2022.8.18

渡米してもう2週間が経とうとしている。なにかがたりないと感じていたら、どうも2週間もお酒を飲んでいなかったということに気がついた。仕事終わりにスーパーに行き、ちょっと値段は張るが、美味しそうなブルーチーズとサラミ、そして赤ワインとIPAビールを8缶買った。家に帰り、ささっとジャーマンポテトをつくり、ビールで一杯やる。明日も仕事はあるが、関係ない。やっていければ、なんでもいい。そんなムードだった。しかし、ビール一缶で気持ちよく眠たくなり、少しだけ横になった。そしたら、急に将来のことに不安になった。そういえば、きのう軽く大学院について調べていたが、どこもあまりしっくりこなかった。まずもって、自分のやりたいこと(批評、表象文化論)を大学院で学ぶ必要があるのか、という問いにぶち当たった。そして、海外の大学院を調べるなかで、やはり私は日本語で書くことがしたいのかもしれないことを考えた。海外の大学院に行ったら、日本語で文章を書くことはほぼない。では、日本の大学院なのかといえばそうでもない気もする。

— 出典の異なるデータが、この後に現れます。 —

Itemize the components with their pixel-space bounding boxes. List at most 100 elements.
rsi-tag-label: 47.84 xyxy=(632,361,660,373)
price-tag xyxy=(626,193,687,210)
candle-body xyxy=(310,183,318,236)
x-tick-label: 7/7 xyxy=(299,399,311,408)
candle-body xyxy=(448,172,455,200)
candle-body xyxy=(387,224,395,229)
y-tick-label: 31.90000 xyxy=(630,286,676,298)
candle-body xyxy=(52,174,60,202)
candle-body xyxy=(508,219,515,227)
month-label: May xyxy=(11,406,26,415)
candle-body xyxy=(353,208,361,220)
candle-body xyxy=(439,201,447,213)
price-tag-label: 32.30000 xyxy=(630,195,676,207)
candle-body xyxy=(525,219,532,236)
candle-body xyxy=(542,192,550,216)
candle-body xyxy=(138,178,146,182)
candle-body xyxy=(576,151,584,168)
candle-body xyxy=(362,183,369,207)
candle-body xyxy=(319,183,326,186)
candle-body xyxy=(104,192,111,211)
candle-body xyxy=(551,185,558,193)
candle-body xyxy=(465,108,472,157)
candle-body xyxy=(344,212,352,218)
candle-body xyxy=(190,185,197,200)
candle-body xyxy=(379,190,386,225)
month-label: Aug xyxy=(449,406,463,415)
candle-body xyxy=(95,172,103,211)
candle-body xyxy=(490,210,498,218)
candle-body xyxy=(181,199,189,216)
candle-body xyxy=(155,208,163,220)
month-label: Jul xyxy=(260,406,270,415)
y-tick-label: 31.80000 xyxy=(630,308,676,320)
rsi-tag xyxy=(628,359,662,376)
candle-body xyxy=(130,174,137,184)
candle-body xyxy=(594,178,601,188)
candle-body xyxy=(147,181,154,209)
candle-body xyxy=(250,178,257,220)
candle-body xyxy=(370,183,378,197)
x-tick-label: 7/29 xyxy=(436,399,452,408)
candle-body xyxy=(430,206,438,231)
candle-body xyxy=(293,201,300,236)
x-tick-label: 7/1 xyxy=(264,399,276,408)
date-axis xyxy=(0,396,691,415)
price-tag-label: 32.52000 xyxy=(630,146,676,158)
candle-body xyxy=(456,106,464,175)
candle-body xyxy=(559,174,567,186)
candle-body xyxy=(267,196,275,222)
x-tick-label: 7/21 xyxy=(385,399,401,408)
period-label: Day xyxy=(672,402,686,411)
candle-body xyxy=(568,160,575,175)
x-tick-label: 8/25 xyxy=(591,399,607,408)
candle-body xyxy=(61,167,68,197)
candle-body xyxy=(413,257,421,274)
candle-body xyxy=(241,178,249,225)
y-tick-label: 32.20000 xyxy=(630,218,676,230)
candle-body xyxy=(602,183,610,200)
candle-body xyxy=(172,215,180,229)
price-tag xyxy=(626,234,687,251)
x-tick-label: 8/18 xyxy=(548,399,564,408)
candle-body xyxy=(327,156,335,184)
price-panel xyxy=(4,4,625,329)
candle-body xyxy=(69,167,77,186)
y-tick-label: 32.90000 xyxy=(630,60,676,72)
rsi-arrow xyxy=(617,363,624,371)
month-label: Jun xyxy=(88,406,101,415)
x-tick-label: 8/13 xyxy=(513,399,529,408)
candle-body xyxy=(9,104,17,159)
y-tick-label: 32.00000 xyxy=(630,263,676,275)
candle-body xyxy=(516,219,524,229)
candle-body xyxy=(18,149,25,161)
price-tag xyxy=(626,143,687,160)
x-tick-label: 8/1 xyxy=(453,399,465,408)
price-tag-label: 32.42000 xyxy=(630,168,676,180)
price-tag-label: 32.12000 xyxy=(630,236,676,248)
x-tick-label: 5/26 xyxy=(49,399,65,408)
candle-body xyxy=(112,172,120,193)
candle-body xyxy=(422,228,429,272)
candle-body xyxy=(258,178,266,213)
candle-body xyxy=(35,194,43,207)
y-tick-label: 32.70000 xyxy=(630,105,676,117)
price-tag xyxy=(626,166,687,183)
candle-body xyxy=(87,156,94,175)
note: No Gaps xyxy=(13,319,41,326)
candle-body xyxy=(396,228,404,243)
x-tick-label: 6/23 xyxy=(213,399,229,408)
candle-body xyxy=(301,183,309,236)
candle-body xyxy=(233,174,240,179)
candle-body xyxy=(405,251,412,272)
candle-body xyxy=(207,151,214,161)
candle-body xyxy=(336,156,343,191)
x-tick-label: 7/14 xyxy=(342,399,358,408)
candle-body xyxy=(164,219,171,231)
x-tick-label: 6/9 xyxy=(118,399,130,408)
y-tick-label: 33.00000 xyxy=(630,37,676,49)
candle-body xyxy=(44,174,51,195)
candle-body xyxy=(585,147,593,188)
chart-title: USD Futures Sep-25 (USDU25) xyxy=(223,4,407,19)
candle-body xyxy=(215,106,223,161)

そんなことを迷っていたら、不安が募ってきた。不安という感情はどこから来るかわからないから、それがさらなる不安を呼び起こすのだ。そんな原因がわからない感情と対峙しつづけても意味がないけど、私はこうやっていつも向き合いつづけている。しかし、同時にこうした不安をとりあえずは人にぶつけてみてどうなるのか試している節もあったりする。大学に入りたての友人にとりあえず言ってみたり、同じような境遇にいる人に相談したり、他者ならどうにかしてくれるのではないか、という微かな希望を手綱にしている。当たり前だが、そうやって私は他者とともに生きている。それは他者の決断が自分の決断に–それも十分に–なりうることを示唆している。

私には、他者から影響を受けることを肯定しながら、それでも他者とは同じようなことをしたくないという欲望があるところがあって、それがごちゃ混ぜになって、他者から影響を受けることを肯定することじたいが、他者とは異なることをしている、と認識している。つまり、他者と同じことをしたくないから、他者から影響を受けようとしている、というねじれた、いやこじれた欲望を抱えている部分がある。それはそれで興味深い矛盾なのだが、これがけっこう先言った不安と結びついているのではないかとふんでいる。人とちがうことをしたいという欲望はいつも自分のやっていることの下地にあり、それは予想以上に私に影響をあたえている。批評というものも周りの人を見渡してもやっている人はなかなかいない。でも、批評をやりたいということは他者の欲望なのだとラカンは言っているからそうなのだろうが、そこでも一味変えたいと思うし、それは大学院選びにも直結している気がした。だが、反対に考えば、矛盾があるからこそ、その矛盾している二つの要素を自分の都合がいいように使いわけることもできる。たとえば、大学院に行くという選択は他者からの影響が大きいが、大学院で勉強することは他者とは違うというように。矛盾をただ矛盾と言って非難するのではなく、現実の問題の考え方に使っていく。そういう心構えもたまには必要な息抜きだろう。